Geo Week News

January 15, 2018

The Golden Mean: A better way to keep up with 3D tech

Aristotle never saw a point cloud, but he can still teach you a thing or two.

Of all the lessons I learned in high school, none has stuck with me more than the humanities lecture I received on the Golden Mean. Given my chosen field of avocation, I don’t think it is a coincidence that a philosophy associating beauty, truth, and mathematics would resonate with me over the years. As a result, anytime I find myself at a crossroads when making a decision, I make certain that I know not only which option I want to pick, but also both extremes of the available options.

As I enter 2018, I find myself back at a crossroads that I seem to visit rather often—Do I take the creative path or the reactive path? During previous visits to this juncture, I was working as a consultant. Perhaps unsurprisingly, I tended to lean toward the creative path. After all, my clients were reacting and bringing problems to my doorstep looking for a creative solution. I needed a bag full of creative solutions on-hand when they arrived!

Today, I am in-house at an engineering firm. I don’t think I will surprise any of you when I say that engineers tend to be risk-adverse. As a consultant you live in a “start-up” world where budgets tend to be heavy in R&D because the “big one” is always right around the corner. At an established engineering firm, you are locked into market rates for services and don’t have a lot of opportunities to upcharge for a creative solution. Growth requires a high percentage of hours to be billable, which means entire departments of CPAs and a relentless focus on staff productivity through billable hours. The result is that you get stuck in “reaction” mode.

I don’t want to do that. But I no longer have my big R&D budget. So, what’s a guy to do?

Well, I can’t do it all, that’s for sure. The reality of my current situation means that I will have to place time restrictions on myself. In the past, I’ve done this by choosing certain technologies to follow while others have had to fall off of my radar. However, that approach burned me last year. I wrote off using UAVs in production and focused elsewhere—until external forces made my error obvious. This forced me to double up on R&D in that area to make up the lost ground. I’d like to avoid that as well this year.

After staring at those two words for some time this past weekend, it suddenly hit me that “creative” and “reactive” are both made of the same letters. The only difference is where you see the “c.” If you see it first, it’s creative. If you see “re” first, it’s not. It’s an important distinction given the meaning of the prefix “re-”. While the primary meaning of the prefix is “again,” the secondary meaning is “back” or “backward.” The more I look at it, the more I’m struck by the idea that when you fail to create, you are forced to react, or to go back and see what you missed “c-ing.” [Editor: grooooan. =)]

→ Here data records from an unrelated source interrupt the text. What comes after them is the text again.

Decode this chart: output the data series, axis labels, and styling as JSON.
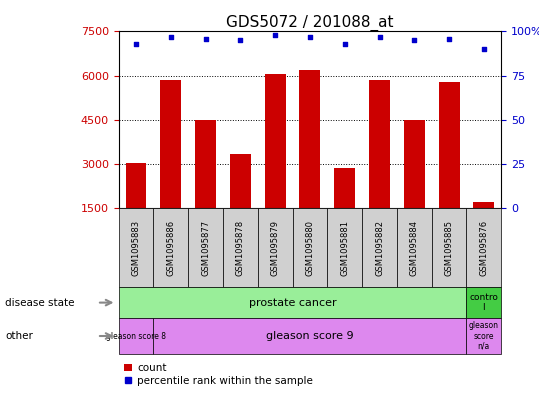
{
  "title": "GDS5072 / 201088_at",
  "samples": [
    "GSM1095883",
    "GSM1095886",
    "GSM1095877",
    "GSM1095878",
    "GSM1095879",
    "GSM1095880",
    "GSM1095881",
    "GSM1095882",
    "GSM1095884",
    "GSM1095885",
    "GSM1095876"
  ],
  "bar_values": [
    3050,
    5850,
    4500,
    3350,
    6050,
    6200,
    2850,
    5850,
    4500,
    5800,
    1700
  ],
  "percentile_values": [
    93,
    97,
    96,
    95,
    98,
    97,
    93,
    97,
    95,
    96,
    90
  ],
  "bar_color": "#cc0000",
  "dot_color": "#0000cc",
  "ylim_left": [
    1500,
    7500
  ],
  "ylim_right": [
    0,
    100
  ],
  "yticks_left": [
    1500,
    3000,
    4500,
    6000,
    7500
  ],
  "yticks_right": [
    0,
    25,
    50,
    75,
    100
  ],
  "ytick_labels_right": [
    "0",
    "25",
    "50",
    "75",
    "100%"
  ],
  "grid_values": [
    3000,
    4500,
    6000
  ],
  "disease_state_row_label": "disease state",
  "other_row_label": "other",
  "legend_count_label": "count",
  "legend_percentile_label": "percentile rank within the sample",
  "bar_width": 0.6,
  "tick_label_color_left": "#cc0000",
  "tick_label_color_right": "#0000cc",
  "title_fontsize": 11,
  "axis_fontsize": 8,
  "sample_fontsize": 6,
  "bg_color": "#ffffff",
  "sample_bg": "#d0d0d0",
  "prostate_color": "#99ee99",
  "control_color": "#44cc44",
  "gleason_color": "#dd88ee"
}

So, this year, I am resolved to spend more time seeing, and a bit less doing in the R&D department. Hopefully this will allow me to be able to react more quickly, as I won’t acquire the immense overhead of time formulating production procedures for technologies we may never use.

I think that the acquisition of information is probably the least costly bit of the entire R&D process, since it’s mostly just reading and a bit of conference attendance. My goal is 10 hours a week, combined, on R&D this year. Admittedly, some of this will have to be outside of work hours i.e. on my own time. Good thing I enjoy the things I work with!

Is this the golden mean I am hoping for? I don’t know. And I probably won’t know until this time next year. However, I know the extremes of simply waiting to react, or trying to create a new market from scratch, are paths I do not want to take. How are you guys charting that path this year?